Il reste découvert, comme s’il se demandait s’il doit vraiment obéir, puis finit par remettre son chapeau. Il porte toujours la même veste, usée aux coudes, mais la chemise est neuve et propre, de fine batiste, avec une cravate blanche nouée à deux pointes. La gêne qu’elle devine chez lui finirait presque par l’attendrir. Cette maladresse diffuse, si masculine, jointe au regard tranquille qui parfois l’intrigue. Et je n’en vois pas la raison, se dit-elle ensuite. Ou en réalité, si, je la vois. Un homme de son métier, fait à des femmes d’un autre genre. Je suppose qu’il n’est pas habitué à nous traiter en patronnes ou en associées. À ce que ce soit nous qui lui donnions un emploi, ou que nous le lui enlevions.

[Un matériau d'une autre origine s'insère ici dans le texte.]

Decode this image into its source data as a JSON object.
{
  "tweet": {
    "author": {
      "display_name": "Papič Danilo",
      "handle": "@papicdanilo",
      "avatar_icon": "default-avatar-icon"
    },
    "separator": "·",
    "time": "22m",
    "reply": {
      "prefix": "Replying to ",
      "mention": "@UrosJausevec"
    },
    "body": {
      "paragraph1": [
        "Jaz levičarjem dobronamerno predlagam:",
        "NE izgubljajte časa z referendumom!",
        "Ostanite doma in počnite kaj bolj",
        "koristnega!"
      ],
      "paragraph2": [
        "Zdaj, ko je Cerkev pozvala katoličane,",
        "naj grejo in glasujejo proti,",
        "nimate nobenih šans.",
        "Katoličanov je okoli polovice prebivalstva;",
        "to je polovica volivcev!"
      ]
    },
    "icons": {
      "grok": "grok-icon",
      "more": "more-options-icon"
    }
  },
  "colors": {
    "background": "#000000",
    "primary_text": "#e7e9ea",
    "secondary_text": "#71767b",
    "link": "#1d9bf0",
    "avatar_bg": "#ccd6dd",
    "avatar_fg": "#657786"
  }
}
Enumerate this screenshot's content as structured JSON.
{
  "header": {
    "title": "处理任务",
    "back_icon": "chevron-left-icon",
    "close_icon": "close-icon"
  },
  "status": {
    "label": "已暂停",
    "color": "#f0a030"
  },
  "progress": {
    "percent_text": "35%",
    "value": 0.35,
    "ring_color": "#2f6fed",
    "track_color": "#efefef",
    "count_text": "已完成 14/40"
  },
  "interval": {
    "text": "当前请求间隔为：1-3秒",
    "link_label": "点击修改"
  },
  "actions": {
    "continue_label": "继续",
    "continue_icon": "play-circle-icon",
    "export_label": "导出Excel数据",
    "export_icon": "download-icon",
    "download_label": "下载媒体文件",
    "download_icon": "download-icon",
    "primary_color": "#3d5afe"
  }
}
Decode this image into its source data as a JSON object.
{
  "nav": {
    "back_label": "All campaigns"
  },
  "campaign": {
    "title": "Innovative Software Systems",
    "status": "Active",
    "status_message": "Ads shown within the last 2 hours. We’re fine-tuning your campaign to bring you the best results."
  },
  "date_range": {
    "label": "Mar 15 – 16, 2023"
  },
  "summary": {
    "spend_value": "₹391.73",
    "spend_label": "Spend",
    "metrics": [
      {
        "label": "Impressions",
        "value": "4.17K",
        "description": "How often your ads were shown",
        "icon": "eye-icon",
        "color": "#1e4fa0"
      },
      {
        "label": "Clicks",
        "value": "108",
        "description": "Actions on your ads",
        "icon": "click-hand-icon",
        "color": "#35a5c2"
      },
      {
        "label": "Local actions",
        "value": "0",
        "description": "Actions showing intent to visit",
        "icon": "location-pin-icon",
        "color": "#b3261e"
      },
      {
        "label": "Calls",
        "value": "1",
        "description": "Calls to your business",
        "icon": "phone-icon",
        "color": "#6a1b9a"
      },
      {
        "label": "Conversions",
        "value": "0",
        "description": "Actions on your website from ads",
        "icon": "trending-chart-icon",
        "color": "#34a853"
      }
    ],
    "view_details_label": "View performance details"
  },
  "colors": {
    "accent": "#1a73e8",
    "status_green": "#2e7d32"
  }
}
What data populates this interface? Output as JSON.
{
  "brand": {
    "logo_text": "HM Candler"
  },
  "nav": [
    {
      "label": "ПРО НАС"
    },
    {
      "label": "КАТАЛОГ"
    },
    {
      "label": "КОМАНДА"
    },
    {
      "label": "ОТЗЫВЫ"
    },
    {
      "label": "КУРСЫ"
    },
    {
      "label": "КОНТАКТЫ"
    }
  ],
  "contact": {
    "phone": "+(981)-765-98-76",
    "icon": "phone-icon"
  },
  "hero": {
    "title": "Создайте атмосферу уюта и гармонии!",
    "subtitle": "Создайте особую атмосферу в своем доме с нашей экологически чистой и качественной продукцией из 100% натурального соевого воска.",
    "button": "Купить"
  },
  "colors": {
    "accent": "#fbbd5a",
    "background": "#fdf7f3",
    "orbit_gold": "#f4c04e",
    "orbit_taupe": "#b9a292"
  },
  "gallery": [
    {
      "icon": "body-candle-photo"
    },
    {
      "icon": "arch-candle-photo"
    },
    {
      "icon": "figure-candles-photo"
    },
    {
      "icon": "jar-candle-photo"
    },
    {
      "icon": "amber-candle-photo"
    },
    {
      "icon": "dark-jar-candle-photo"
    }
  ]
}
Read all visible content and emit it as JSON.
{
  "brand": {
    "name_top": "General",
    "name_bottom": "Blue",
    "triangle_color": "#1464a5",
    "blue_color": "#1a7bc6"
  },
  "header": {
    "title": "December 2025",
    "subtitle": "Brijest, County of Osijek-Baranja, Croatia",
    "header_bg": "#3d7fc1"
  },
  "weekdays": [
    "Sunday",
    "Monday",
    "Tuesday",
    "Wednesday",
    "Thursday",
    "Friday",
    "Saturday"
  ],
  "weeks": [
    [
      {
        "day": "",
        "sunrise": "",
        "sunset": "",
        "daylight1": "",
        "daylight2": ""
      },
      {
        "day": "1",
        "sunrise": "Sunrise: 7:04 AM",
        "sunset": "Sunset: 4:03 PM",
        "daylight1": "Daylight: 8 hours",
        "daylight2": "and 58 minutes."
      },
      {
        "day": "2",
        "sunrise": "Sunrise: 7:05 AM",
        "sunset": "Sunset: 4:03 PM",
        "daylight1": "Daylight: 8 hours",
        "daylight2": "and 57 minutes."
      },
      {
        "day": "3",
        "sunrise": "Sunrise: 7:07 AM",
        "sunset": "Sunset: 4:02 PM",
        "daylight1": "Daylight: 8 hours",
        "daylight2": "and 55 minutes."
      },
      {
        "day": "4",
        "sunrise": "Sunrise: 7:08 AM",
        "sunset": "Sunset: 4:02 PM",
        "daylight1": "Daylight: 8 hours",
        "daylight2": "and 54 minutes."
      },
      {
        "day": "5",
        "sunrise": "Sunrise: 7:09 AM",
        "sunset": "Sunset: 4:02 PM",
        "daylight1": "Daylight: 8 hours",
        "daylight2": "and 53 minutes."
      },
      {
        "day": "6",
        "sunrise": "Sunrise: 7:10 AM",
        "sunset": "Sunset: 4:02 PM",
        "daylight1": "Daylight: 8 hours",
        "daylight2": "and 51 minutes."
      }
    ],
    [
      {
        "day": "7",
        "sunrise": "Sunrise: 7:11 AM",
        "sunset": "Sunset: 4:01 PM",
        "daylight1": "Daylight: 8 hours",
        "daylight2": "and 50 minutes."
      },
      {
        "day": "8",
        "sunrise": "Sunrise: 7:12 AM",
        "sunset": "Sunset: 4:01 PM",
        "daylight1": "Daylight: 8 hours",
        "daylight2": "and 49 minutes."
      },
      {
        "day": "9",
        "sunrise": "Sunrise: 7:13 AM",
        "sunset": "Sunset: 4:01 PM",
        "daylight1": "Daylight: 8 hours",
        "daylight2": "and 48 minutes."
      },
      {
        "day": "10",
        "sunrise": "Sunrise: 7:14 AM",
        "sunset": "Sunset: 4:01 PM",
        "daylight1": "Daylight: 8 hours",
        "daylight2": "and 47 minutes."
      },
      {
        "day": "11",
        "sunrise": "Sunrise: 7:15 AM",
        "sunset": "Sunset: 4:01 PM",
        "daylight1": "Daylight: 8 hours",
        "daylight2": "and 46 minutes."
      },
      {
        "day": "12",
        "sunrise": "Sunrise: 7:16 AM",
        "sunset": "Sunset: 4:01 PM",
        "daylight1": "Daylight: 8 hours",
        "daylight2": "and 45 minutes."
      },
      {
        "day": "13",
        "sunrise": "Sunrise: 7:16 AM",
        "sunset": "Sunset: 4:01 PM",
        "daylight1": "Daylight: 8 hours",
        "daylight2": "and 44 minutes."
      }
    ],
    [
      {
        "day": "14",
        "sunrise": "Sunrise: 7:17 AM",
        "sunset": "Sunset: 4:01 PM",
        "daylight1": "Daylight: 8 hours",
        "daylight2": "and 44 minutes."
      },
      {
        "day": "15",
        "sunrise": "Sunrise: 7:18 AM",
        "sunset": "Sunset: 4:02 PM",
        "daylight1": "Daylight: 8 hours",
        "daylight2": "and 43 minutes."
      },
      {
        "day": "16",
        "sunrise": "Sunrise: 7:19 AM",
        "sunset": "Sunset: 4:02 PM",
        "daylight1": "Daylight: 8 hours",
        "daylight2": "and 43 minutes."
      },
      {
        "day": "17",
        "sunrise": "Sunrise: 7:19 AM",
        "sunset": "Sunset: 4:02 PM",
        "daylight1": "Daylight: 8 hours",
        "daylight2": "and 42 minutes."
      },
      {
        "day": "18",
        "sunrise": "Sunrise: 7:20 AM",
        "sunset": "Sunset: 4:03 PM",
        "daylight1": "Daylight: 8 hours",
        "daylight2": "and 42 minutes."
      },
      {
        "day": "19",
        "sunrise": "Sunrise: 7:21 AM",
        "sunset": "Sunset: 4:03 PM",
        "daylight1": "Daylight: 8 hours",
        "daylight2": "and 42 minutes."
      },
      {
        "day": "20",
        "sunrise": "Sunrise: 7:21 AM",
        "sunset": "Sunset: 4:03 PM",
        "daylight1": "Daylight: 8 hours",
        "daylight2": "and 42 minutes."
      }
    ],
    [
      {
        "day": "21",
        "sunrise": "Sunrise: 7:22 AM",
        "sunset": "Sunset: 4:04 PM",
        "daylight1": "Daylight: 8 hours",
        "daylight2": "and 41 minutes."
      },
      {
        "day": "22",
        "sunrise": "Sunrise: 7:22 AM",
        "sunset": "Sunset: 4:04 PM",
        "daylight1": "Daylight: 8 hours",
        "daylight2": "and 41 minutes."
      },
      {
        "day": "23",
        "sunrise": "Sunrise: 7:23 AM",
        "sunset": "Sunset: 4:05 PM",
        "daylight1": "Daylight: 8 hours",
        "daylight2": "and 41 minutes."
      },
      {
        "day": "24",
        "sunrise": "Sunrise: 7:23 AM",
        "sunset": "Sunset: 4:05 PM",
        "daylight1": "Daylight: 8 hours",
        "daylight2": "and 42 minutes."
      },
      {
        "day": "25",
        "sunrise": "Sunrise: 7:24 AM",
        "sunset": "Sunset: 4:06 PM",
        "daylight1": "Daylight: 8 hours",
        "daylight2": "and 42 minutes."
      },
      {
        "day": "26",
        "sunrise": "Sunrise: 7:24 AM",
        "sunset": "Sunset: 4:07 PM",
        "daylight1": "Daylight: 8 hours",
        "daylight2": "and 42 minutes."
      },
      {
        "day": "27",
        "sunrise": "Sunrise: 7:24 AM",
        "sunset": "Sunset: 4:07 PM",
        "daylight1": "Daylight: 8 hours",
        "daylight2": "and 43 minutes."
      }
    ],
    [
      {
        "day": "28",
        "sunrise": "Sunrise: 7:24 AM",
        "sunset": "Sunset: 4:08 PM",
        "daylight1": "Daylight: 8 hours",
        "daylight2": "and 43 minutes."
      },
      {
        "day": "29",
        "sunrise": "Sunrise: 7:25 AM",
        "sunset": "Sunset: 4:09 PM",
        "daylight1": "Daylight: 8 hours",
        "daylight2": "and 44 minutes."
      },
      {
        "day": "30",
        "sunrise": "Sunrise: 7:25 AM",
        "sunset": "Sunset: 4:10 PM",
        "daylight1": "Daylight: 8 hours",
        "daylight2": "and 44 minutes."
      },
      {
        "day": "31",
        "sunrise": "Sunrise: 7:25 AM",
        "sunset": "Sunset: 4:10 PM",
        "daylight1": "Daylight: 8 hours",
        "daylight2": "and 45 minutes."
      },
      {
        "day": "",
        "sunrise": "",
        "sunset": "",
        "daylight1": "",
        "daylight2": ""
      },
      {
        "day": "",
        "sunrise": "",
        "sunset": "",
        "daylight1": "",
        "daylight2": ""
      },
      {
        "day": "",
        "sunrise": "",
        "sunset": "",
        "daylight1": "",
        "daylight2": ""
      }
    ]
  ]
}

— Vous connaissez la langue anglaise ?

— Je me défends, madame.

— Vous l’avez apprise à Gibraltar ?

Elle l’a dit sans réfléchir. Ou presque. En tout cas, elle se demande pourquoi. Il l’observe, songeur. Curieux, peut-être. Les yeux verts, si pareils à ceux d’un chat, soutiennent maintenant son regard. Sur ses gardes. Un chat prudent.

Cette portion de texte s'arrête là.